Sure, the Windies won a major series after 10 years by defeating England 2-1 this month, with handsome victories at Barbados and Antigua. This led statisticians and commentators to point out how, over the last 23 Tests dating back two years, they have beaten England three times, Pakistan twice, and Sri Lanka once. That, in turn, prompted them to first wonder if the team was slowly getting back on the rails, and proclaim how, if it happened, it would be a wonderful thing.
The problem is that the West Indies revival story has become a recurring event. For, what does a West Indies renaissance really mean? Or, to put it another way (with a nod each to Rudyard Kipling and CLR James), what do they know of West Indies cricket who only cricket know?
The glory of West Indies cricket in the 1970s and 1980s was not just about victories and defeats, centuries, five-wicket hauls, and World Cup trophies. It was an articulation of a philosophy, an expression of personality, a statement of individualism, a fight against oppression, a chime of freedom, and (as the 2010 documentary reminded us) a fire raging in Babylon.
It was about race, culture, music, and the significance of lives lived on tiny islands figuring like dots on a world map — about green, for the land itself; yellow, for the gold that was stripped; red, for the blood that was shed. Students were marching on the streets, Bob Marley & The Wailers were composing rhythms, and Viv Richards was chewing gum — all at the same time. It was a rare confluence of events that pushed them across barriers hitherto not breached.
The reason why people so desperately want the West Indies to rise again is that there has never been a force like it in world cricket, or perhaps, in world anything. Here was a team made up of people collected together just because they were all part of the same Commonwealth; not only sport, an entire make-believe identity was thrust upon them overlooking their own nationalities.
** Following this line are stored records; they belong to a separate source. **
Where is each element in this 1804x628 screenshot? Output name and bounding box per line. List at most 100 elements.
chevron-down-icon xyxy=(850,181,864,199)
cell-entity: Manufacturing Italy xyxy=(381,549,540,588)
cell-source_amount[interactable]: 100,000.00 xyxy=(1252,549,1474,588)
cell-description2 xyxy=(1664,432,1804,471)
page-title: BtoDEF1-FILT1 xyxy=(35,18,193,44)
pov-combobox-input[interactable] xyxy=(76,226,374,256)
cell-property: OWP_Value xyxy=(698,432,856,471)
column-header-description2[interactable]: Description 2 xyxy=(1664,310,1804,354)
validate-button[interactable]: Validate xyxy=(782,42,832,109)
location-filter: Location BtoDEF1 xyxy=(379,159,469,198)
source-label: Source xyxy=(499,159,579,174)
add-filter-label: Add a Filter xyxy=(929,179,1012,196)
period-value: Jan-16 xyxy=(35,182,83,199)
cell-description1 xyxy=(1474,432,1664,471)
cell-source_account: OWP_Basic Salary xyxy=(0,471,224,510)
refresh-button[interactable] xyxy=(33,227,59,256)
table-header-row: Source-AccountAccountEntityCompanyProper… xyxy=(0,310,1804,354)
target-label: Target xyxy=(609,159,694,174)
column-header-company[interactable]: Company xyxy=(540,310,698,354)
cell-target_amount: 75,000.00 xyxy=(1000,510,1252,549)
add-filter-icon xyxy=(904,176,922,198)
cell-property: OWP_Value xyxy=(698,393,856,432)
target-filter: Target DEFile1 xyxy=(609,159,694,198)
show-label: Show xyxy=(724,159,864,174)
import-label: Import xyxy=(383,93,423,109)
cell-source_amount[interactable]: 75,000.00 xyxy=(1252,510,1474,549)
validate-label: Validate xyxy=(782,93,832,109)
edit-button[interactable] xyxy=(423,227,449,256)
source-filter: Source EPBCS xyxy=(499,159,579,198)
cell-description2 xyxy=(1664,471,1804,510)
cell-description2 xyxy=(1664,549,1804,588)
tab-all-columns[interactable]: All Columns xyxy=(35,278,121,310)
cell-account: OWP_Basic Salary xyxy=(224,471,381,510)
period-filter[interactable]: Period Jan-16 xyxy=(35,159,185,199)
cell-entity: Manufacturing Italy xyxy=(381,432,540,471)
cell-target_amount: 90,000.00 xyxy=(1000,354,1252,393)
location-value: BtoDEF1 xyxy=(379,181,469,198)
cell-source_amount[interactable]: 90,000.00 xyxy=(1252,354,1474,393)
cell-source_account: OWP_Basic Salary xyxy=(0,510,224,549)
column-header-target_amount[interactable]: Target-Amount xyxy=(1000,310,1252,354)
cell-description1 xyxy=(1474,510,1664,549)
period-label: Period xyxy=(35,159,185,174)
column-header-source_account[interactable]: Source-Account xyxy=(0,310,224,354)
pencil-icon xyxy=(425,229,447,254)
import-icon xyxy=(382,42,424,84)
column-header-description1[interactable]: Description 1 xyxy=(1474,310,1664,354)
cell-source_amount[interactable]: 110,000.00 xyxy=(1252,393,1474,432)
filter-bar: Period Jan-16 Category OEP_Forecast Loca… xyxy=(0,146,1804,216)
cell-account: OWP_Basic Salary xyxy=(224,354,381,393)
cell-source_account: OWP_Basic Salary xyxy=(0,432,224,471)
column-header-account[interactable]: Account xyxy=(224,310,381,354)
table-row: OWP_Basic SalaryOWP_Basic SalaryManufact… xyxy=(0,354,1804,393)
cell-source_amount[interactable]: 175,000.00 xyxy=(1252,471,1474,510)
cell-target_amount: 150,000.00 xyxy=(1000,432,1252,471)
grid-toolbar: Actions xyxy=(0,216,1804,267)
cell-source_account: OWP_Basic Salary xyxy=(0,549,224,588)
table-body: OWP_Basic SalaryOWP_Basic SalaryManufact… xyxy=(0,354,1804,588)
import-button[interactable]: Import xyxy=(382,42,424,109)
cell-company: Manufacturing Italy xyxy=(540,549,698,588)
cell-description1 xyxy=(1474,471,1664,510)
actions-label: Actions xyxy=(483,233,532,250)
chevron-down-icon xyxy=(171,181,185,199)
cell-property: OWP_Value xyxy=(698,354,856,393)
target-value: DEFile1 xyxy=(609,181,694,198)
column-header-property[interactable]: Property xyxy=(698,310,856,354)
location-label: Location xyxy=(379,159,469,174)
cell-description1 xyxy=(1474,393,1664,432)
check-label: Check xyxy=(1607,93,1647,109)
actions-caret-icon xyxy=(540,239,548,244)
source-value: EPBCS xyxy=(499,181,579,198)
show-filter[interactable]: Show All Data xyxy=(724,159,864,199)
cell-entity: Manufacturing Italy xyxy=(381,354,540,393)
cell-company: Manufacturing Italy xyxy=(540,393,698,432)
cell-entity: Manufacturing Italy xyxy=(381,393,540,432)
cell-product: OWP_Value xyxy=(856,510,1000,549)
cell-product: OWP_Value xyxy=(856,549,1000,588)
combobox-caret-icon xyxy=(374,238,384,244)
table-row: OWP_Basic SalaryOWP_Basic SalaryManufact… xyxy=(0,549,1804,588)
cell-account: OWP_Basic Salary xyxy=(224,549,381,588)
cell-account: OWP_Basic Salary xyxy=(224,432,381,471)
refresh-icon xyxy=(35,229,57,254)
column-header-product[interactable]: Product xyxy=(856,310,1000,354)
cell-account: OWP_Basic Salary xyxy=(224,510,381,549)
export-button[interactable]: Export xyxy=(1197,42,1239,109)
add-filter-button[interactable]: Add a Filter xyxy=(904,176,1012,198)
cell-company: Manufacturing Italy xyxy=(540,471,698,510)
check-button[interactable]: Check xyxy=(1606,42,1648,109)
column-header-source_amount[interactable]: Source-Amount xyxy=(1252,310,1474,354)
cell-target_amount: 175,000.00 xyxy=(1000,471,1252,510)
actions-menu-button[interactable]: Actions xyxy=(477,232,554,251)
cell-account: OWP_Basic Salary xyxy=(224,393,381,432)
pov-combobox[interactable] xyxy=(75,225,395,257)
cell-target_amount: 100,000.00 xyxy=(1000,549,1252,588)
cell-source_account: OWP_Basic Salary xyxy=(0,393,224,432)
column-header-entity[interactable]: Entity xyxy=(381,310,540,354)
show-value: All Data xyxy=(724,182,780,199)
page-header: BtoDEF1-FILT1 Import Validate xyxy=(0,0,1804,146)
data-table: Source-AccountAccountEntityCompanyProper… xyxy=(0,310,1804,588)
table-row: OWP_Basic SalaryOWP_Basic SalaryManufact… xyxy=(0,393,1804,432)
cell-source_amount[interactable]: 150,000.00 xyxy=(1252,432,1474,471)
When they lost matches, as all colonies did in the early years, it fitted perfectly into the larger colonial narrative of introducing civilisation to the natives but showing them that the English were superior; and when they started to win, it was their “natural” ability as big-built slow-witted people that allowed them to bowl lightning quick and bat with abandon. Hours spent honing skills, getting fitter, achieving technical perfection, were sought to be summarily dismissed.
The Windies overcame these odds and prejudices to not only change perceptions about themselves, and their race, but also alter cricket forever. The concept of a pace quartet, of batsmen who took the attack to the opposition, of fielders who glided across the outfield, were all brought to us courtesy the Caribbean.
Cricket has never had such an underdog turned top dog. Australia, in the 1940s and the 2000s, may have been as dominant as the West Indies were in the 1970s and 1980s but theirs wasn’t half as good a story. Pakistan, Sri Lanka and India threatened at various times over the last three decades, but could never hit either those game-defining levels or that consistency.
Seventeen years ago, when West Indies won their last series against India, I was there. It was a battle between a golden generation of Indian cricketers slowly hitting top gear and West Indian lions in the winter fighting to stay relevant. It was Sachin and Dravid vs Lara and Chanderpaul, Sourav and Laxman vs Hooper and Sarwan; the last time a Windies line-up passed muster in the half light.
India won the second Test at Port of Spain, the West Indies hit back at Barbados in the third. We went into the fifth and final Test at Jamaica’s Sabina Park, the ground where five Indian batsmen had chosen to be absent hurt rather than face Michael Holding & Co in 1975, with the honours even.
India lost on the fifth morning, and about 10 minutes later, it started to rain. It rained so hard that it barely stopped for a few hours over the next week. If only India had hung on for three more overs, they might have returned with the series level. The Windies savoured the victory. Pundits said a revival was just around the corner. But it was clear even then that something was not right: the exhortations were greatly exaggerated.